Na queda-de-braço que empreende em solo brazuca, Elon Musk mandou demitir todo mundo que trabalhava para o Twitter no Brasil e, agora, alega que não seguirá mais ordens judiciais oriundas do STF. Está formado um imbróglio jurídico e político, pois as leis brasileiras não permitem que companhias estrangeiras exerçam suas atividades em solo nacional sem que tenham representação local. Ao mesmo tempo, sem ter escritório, a empresa sente-se “desobrigada” de cumprir determinações judiciais, em particular a retenção de contas de pessoas investigadas pelo STF e outros órgãos do Poder Judiciário.
Temos, portanto, uma onda gigantesca se formando e que não vê limites. Ela quer se agigantar cada vez mais ao redor do planeta. A sombra desses gigantes encobre interesses bilionários – envolvendo publicidade online, informações de governos e empresas, geração e distribuição de programas noticiosos, plataformas de streaming, buscadores de informações e outras atividades. No mais, tem a forma como se comportam politicamente, com a premissa de não se curvarem a estruturas de Estado e nem se sentirem obrigadas a cumprir legislações que não aquelas dos seus países de origem, em sua maioria dos Estados Unidos.

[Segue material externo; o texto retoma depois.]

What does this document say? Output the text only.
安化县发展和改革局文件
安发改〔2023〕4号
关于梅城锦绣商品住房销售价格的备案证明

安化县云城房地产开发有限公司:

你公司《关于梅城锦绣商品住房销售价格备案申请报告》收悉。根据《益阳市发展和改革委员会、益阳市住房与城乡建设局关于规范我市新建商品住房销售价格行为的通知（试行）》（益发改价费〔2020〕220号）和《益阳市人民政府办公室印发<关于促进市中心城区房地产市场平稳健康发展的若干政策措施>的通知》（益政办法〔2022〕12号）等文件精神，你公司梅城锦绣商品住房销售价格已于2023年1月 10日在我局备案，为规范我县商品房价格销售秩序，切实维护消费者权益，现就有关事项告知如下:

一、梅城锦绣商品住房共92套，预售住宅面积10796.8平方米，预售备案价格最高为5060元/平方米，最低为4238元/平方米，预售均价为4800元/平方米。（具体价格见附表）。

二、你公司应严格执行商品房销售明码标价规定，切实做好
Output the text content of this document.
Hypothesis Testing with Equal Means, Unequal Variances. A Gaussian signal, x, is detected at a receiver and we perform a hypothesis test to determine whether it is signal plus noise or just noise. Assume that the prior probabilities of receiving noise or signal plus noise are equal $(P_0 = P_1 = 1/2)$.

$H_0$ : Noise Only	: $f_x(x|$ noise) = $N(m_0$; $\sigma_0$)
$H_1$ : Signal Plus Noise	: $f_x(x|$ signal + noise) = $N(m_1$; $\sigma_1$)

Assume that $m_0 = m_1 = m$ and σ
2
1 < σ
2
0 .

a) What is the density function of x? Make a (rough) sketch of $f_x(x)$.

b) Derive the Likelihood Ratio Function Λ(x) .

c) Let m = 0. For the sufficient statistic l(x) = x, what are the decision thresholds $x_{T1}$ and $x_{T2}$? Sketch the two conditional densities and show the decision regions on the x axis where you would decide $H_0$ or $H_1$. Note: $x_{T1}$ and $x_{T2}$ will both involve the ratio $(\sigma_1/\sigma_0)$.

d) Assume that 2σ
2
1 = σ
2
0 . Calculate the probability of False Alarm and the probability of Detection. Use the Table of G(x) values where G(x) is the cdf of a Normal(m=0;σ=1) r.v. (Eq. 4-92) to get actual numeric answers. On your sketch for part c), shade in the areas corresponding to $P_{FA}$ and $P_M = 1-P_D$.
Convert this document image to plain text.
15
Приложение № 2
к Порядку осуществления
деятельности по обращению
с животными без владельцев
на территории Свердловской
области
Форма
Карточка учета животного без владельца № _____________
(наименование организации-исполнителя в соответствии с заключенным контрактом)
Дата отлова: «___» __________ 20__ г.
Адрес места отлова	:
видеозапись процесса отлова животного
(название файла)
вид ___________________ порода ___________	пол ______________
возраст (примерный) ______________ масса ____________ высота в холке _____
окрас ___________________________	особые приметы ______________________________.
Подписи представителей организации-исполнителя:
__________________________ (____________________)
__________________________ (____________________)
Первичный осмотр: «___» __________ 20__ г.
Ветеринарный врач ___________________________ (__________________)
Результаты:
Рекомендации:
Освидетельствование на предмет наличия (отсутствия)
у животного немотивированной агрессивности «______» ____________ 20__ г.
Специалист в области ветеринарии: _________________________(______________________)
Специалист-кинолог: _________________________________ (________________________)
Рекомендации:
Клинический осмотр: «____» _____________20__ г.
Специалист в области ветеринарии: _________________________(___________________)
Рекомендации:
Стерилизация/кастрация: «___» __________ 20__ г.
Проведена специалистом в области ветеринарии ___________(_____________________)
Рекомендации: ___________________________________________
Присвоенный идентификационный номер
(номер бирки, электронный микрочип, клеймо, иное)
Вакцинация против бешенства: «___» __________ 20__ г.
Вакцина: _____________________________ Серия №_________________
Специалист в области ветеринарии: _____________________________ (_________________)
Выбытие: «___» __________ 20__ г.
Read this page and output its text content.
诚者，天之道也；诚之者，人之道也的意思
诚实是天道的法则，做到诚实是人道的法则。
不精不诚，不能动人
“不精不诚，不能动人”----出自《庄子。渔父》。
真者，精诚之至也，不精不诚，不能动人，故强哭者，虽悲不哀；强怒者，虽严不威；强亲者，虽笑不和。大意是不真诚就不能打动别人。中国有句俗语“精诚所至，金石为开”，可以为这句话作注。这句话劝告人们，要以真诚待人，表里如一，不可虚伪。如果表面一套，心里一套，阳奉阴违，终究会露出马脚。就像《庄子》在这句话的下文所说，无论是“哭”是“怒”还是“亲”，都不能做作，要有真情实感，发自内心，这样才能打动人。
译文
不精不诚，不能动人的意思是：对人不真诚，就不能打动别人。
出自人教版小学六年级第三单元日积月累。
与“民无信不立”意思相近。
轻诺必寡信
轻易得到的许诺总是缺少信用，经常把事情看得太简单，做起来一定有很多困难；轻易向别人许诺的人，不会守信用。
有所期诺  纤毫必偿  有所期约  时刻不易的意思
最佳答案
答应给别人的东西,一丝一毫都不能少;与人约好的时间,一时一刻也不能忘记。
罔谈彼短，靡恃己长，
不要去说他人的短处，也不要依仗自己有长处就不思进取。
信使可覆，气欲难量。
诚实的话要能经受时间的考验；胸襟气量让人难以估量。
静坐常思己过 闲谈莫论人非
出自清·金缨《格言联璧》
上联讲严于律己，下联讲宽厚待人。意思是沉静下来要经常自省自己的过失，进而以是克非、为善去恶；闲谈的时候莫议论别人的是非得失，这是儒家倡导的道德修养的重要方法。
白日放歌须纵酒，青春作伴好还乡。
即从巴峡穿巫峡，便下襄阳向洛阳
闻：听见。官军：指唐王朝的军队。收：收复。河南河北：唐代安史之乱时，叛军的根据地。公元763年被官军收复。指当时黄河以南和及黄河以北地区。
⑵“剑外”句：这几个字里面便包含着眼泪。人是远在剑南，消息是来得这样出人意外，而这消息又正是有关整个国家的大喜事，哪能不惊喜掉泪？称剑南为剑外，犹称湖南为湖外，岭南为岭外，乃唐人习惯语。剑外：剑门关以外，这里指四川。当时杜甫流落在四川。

Acontece que agora é o momento do teste para ver se realmente haverá cumprimento de leis que regem o sistema econômico e judicial em suas matrizes, pois é um organismo do governo dos EUA quem patrocina essa ações que ‘emparedam’ pela primeira vez o Google. E a pergunta é clara: estarão elas dispostas a cumprir as leis do seu próprio país? Até aqui a reação judicial promete fazer isso valer. Estamos falando ainda do campo da promessa, pois nada está encerrado judicialmente, nem mesmo as multas milionárias ora impostas à empresa.
Por fim, no Brasil, a coisa é mais turva do que se imagina. Bem, vamos deixar este assunto no Brasil em relação às gigantes da tecnologia digital para quando houver algum tipo de reação por aqui, mesmo que tímida, minúscula, quase imperceptível. Estamos ainda nessa fase do jogo de poder.
A bola no mundo dos negócios digitais está com as big techs. Eis que um “juiz” (o Departamento de Justiça dos EUA) apareceu em campo dizendo que vai começar a apitar a partida. Elas, por enquanto, apenas sorriem e acenam.